Specifically, we request that you:
- Center the needs of racial and ethnic minorities and other vulnerable and underserved populations in all health legislation: All bills addressing health issues must account for the needs of communities that experience inequities. As Congress tackles health care quality, access, and cost, it must invite input and knowledge from a wide diversity of voices. Policy design, funding priorities, and program implementation must be informed by and explicitly tackle the day-to-day barriers people experiencing health inequities face, including racism and other social and economic determinants of health. At the same time, we must continue to work to develop a health system that values the individual patient and seeks to improve each person’s experience of care and their health outcomes.
- Protect and build on federally-funded health insurance programs and assistance for safety net providers: Congress must defend and strengthen the Affordable Care Act, Medicaid, Medicare, and the Children’s Health Insurance Program, which collectively provide coverage for over 117 million Americans. It must oppose any legislation or administrative actions, including budget cuts and discriminatory policy riders, that run counter to the purpose of these programs. In addition, Congress must support our nation’s safety net providers, such as community health centers, rural health clinics, community mental health centers, tribal and urban Indian health programs, safety-net hospitals, reproductive health centers, and community-based providers, to ensure access to high quality and affordable care.

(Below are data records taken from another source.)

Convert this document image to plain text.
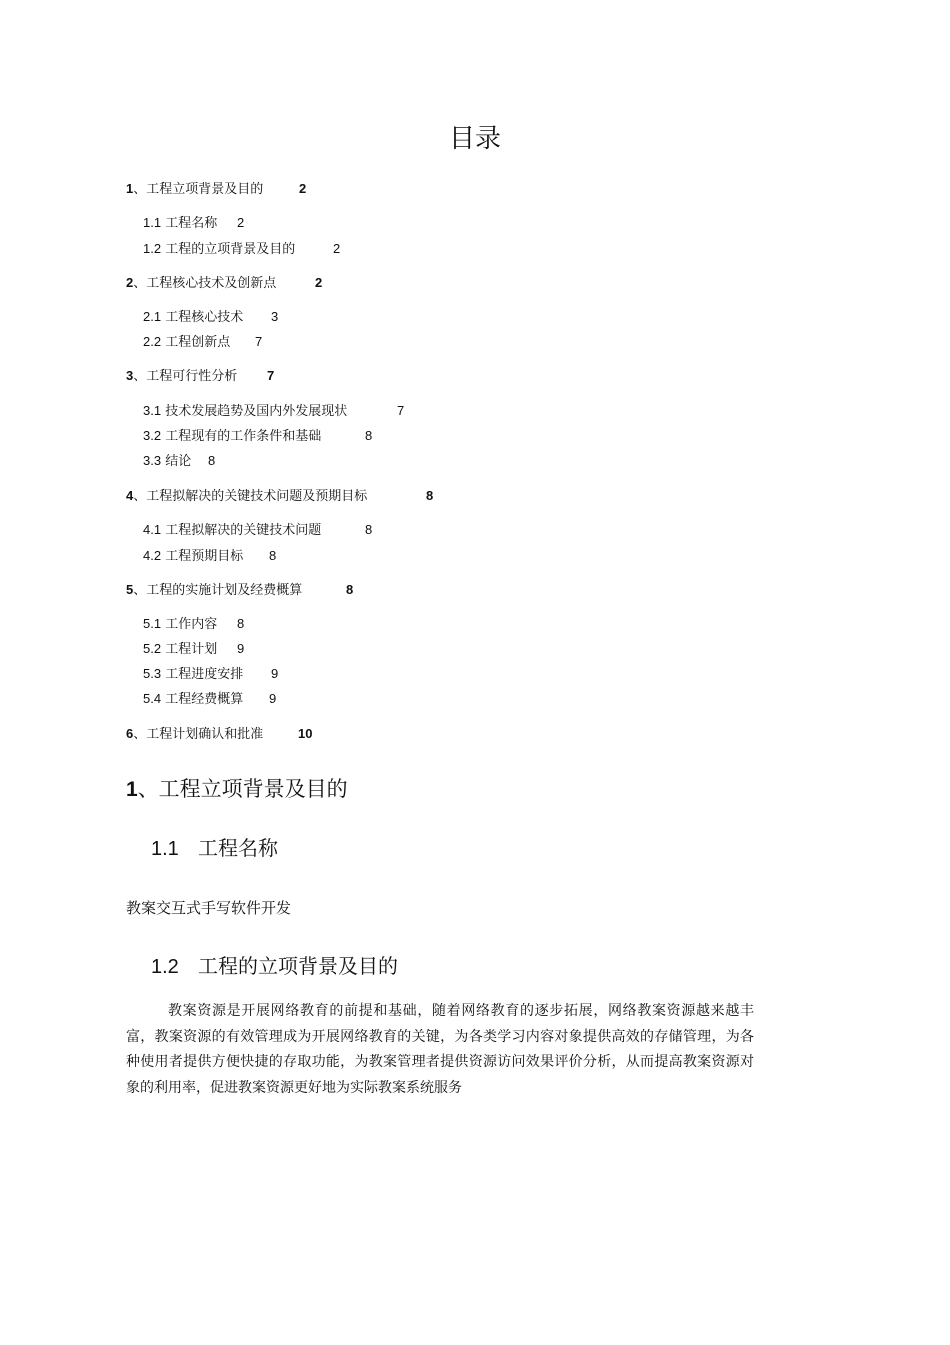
目录
1、工程立项背景及目的	2
1.1 工程名称 2
1.2 工程的立项背景及目的	2
2、工程核心技术及创新点	2
2.1 工程核心技术 3
2.2 工程创新点 7
3、工程可行性分析 7
3.1 技术发展趋势及国内外发展现状	7
3.2 工程现有的工作条件和基础	8
3.3 结论 8
4、工程拟解决的关键技术问题及预期目标	8
4.1 工程拟解决的关键技术问题	8
4.2 工程预期目标 8
5、工程的实施计划及经费概算	8
5.1 工作内容 8
5.2 工程计划 9
5.3 工程进度安排 9
5.4 工程经费概算 9
6、工程计划确认和批准	10
1、工程立项背景及目的
1.1 工程名称
教案交互式手写软件开发
1.2 工程的立项背景及目的
教案资源是开展网络教育的前提和基础，随着网络教育的逐步拓展，网络教案资源越来越丰富，教案资源的有效管理成为开展网络教育的关键，为各类学习内容对象提供高效的存储管理，为各种使用者提供方便快捷的存取功能，为教案管理者提供资源访问效果评价分析，从而提高教案资源对象的利用率，促进教案资源更好地为实际教案系统服务
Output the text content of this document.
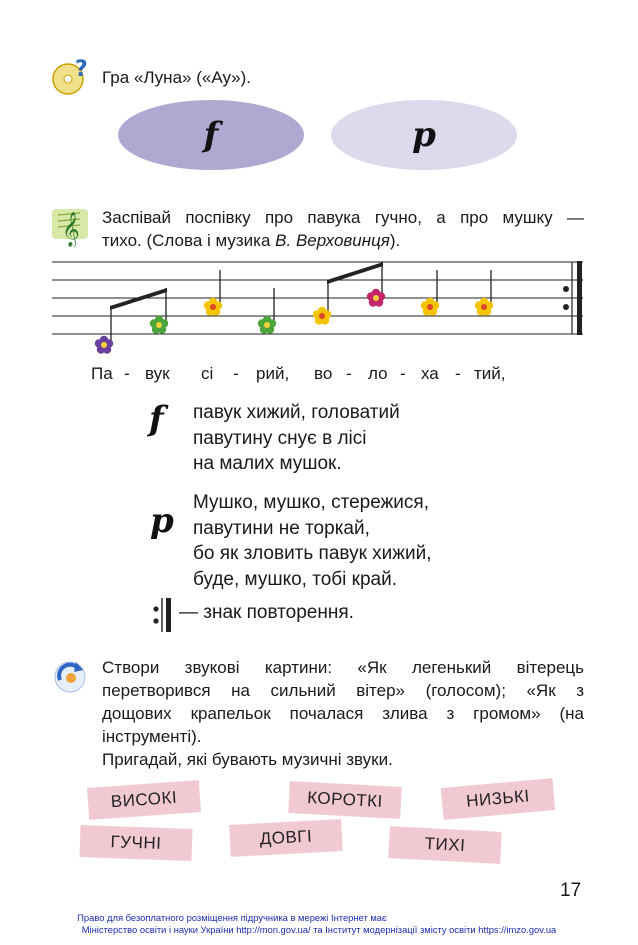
? Гра «Луна» («Ау»).
f	p
𝄞 Заспівай поспівку про павука гучно, а про мушку —
тихо. (Слова і музика В. Верховинця).
Па - вук сі - рий, во - ло - ха - тий,
f павук хижий, головатий
павутину снує в лісі
на малих мушок.
p Мушко, мушко, стережися,
павутини не торкай,
бо як зловить павук хижий,
буде, мушко, тобі край.
— знак повторення.
Створи звукові картини: «Як легенький вітерець
перетворився на сильний вітер» (голосом); «Як з
дощових крапельок почалася злива з громом» (на
інструменті).
Пригадай, які бувають музичні звуки.
ВИСОКІ	КОРОТКІ	НИЗЬКІ
ГУЧНІ	ДОВГІ	ТИХІ
17
Право для безоплатного розміщення підручника в мережі Інтернет має
Міністерство освіти і науки України http://mon.gov.ua/ та Інститут модернізації змісту освіти https://imzo.gov.ua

- Provide oversight to ensure the government is fulfilling its obligations to ensure equal access to health care for all: We are deeply disturbed by numerous recent actions the current administration has taken, including prioritizing religious exemptions over civil rights in the Office for Civil Rights at the Department of Health and Human Services; attacking immigrants, refugees, and asylum seekers; cutting funding for vital insurance coverage enrollment outreach; seeking to dismantle nondiscrimination protections for transgender individuals; and signaling its contempt for the needs of people of color and other vulnerable groups throughout its policymaking and strategic planning activities. Members of Congress must use their oversight powers to hold administration officials accountable for these and other actions that harm our collective efforts to achieve a healthier nation for all.
None of us—not our organizations and certainly not our elected lawmakers—can afford to stand by and watch while millions of people struggle to get the health care they need, when they need it. All of us—no matter who we are and where we live—are members of families, communities, and the fabric of our nation. Congress must act to make health equity not only a priority, but a reality for all.